Rapid establishment of a stable IL-4/IFN-gamma production profile in the antigen-specific CD4+ T cell response to protein immunization.

Development of the antigen-specific murine T cell response to immunization with keyhole limpet hemocyanin (KLH) in adjuvant has been monitored with direct limiting dilution analysis of CD4+ cells in draining lymph nodes (LN) and measurement of the cytokines produced by their clonal progeny. In vivo, the response to immunization suggested a major role for IL-4 and a minor role for IFN-gamma since IL-4 mRNA levels increased and IFN-gamma mRNA levels declined in LN over the first 3 days, and KLH-specific serum antibodies were mainly of IgG1 class with lower levels of IgE and IgG2a.
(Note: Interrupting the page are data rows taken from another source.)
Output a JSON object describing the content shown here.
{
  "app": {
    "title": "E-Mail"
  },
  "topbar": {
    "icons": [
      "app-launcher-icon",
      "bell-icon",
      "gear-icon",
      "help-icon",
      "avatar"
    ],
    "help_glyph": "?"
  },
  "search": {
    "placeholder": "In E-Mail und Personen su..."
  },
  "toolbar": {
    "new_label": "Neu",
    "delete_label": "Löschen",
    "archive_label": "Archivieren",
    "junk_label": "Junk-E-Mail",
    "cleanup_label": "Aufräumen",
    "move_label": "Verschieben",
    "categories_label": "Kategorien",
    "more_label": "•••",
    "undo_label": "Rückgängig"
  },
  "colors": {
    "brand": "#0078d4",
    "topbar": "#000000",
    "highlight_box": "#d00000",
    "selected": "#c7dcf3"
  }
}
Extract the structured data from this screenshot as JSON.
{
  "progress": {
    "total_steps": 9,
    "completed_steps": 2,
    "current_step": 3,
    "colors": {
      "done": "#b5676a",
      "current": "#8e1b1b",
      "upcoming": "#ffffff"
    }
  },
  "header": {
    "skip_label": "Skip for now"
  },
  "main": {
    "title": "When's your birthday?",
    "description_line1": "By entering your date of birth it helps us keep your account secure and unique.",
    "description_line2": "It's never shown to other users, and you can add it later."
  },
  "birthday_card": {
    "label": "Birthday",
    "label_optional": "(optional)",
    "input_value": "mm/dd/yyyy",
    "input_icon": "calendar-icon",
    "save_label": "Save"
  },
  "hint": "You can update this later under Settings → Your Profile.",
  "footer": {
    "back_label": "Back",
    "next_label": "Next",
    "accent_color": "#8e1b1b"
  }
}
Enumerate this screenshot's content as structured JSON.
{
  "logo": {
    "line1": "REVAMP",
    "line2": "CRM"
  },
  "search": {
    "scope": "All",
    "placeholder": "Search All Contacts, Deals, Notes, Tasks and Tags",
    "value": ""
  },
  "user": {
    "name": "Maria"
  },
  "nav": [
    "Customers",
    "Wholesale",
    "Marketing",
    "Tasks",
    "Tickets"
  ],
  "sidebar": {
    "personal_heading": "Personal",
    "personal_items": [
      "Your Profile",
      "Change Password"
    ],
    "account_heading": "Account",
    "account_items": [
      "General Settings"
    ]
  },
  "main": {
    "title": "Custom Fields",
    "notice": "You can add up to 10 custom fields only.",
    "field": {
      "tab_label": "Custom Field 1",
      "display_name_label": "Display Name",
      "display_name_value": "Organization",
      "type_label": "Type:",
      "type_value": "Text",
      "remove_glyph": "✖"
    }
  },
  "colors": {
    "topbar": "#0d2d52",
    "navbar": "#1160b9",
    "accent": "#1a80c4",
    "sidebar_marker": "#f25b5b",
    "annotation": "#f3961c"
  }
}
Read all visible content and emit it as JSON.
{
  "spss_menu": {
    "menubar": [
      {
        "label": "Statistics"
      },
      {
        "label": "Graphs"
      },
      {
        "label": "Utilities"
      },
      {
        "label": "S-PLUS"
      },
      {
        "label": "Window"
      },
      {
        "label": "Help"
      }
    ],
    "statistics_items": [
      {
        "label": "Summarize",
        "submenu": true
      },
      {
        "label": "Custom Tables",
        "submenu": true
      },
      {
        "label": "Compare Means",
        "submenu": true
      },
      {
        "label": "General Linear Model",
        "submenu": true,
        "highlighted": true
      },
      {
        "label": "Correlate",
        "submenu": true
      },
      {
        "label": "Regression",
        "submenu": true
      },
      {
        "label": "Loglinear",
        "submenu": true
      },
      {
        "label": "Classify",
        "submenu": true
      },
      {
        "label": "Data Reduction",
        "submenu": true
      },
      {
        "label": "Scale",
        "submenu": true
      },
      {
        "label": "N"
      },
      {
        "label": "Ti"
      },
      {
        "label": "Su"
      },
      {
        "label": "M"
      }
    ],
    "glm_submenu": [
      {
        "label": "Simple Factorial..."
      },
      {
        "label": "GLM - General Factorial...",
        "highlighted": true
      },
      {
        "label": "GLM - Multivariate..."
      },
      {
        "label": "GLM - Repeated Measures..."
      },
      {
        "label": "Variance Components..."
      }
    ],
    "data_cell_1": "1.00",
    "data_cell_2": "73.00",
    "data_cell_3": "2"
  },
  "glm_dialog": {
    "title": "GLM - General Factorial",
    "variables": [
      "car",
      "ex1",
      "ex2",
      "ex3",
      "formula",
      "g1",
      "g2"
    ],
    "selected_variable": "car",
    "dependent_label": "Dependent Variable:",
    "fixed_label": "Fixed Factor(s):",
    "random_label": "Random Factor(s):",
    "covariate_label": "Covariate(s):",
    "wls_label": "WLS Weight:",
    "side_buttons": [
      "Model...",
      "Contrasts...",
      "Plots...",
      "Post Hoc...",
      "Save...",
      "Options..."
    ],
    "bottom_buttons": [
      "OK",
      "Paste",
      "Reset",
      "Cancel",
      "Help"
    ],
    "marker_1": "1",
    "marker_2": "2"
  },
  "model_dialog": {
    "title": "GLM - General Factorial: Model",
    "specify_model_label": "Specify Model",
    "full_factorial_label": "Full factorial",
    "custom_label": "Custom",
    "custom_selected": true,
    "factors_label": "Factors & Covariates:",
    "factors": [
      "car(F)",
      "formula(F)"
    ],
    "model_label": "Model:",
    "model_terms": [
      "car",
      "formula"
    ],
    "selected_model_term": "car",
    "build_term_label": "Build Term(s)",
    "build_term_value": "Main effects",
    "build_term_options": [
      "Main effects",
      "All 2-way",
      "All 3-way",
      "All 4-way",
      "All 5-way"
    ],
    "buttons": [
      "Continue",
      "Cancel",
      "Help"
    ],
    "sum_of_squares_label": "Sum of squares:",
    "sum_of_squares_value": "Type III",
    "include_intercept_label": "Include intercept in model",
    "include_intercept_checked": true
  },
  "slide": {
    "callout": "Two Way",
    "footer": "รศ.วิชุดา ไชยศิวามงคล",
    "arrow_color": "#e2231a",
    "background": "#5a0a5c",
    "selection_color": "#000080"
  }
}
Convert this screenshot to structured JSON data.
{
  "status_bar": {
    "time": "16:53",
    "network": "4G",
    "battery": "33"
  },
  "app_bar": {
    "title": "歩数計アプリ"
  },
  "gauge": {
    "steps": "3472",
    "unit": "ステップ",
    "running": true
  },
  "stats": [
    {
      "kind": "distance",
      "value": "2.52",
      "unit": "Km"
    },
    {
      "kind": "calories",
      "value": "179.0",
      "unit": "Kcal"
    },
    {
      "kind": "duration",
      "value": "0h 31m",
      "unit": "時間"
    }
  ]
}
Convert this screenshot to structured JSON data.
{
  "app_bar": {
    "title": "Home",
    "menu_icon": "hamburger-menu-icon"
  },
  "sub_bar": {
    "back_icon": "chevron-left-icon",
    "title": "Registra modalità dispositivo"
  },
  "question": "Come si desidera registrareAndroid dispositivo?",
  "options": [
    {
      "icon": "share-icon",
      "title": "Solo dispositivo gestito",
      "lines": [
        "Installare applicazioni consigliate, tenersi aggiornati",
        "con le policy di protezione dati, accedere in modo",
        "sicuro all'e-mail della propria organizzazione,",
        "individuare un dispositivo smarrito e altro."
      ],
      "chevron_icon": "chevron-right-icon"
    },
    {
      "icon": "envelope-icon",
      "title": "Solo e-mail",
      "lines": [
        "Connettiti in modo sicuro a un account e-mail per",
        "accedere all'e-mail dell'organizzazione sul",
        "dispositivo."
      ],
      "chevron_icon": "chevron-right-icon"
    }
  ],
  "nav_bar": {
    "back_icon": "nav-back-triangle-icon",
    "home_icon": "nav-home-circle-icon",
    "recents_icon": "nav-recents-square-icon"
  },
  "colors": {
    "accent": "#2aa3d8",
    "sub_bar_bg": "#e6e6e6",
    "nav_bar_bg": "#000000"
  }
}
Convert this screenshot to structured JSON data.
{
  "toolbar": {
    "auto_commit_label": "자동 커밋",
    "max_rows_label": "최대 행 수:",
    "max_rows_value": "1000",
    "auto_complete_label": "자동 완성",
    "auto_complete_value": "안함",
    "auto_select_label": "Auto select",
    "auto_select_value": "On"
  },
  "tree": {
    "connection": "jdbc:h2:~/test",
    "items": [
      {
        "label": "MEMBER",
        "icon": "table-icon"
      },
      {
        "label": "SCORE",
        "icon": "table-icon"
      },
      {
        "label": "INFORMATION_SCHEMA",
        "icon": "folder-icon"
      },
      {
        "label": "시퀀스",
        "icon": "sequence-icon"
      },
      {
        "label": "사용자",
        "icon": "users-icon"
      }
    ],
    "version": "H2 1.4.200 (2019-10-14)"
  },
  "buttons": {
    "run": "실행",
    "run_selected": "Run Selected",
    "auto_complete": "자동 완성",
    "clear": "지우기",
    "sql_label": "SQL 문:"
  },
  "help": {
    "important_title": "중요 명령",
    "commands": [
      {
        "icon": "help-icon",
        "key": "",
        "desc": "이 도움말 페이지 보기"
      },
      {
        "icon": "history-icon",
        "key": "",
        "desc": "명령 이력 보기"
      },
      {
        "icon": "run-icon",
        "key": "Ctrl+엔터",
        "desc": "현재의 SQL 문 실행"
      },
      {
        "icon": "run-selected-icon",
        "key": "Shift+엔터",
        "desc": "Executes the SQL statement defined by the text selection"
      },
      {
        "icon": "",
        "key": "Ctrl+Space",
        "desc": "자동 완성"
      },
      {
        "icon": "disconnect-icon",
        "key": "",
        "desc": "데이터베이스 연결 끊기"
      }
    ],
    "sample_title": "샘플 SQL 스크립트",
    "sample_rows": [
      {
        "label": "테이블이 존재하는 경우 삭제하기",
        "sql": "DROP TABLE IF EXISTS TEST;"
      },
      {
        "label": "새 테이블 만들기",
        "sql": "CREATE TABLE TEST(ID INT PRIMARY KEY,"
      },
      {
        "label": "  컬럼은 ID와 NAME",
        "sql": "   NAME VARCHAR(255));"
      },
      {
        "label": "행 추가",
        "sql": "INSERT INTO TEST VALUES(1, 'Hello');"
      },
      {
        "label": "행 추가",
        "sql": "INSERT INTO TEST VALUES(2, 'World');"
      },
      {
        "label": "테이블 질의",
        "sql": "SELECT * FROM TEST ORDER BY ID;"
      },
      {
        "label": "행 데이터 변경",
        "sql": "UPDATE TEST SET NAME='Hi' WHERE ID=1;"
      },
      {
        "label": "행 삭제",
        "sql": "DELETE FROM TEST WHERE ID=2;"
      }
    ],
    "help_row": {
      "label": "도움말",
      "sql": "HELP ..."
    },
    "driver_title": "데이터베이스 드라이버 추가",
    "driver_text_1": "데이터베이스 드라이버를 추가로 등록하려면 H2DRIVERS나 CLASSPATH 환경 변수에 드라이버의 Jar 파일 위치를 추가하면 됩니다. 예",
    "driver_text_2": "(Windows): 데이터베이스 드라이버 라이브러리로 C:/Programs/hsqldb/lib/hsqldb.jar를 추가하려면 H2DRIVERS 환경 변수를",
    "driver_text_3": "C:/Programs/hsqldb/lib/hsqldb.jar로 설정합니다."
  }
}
Antigen-specific clonogenic cells were first detected in LN at day 4, at which time they comprised approximately 8% of the total CD4+ LN cell pool, declining to 1-2% from day 7 until at least 6 weeks after immunization. These clonogenic cells expressed high levels of surface CD44 (Pgp-1) both early and late in the in vivo response. Over the whole of the time span from day 4 to 6 weeks after immunization, most antigen-specific cells gave rise to clones that secreted IL-4 and a smaller proportion gave rise to IFN-gamma-secreting clones. By contrast, polyclonally activated CD4+ cells from untreated mice preferentially gave rise to clones with the converse cytokine profile. We conclude that a stable ratio of antigen-specific CD4+ cells committed to IL-4 or IFN-gamma synthesis is established within the first 4 days after KLH immunization and, contrary to prediction, does not evolve towards a more restricted cytokine profile during the primary response.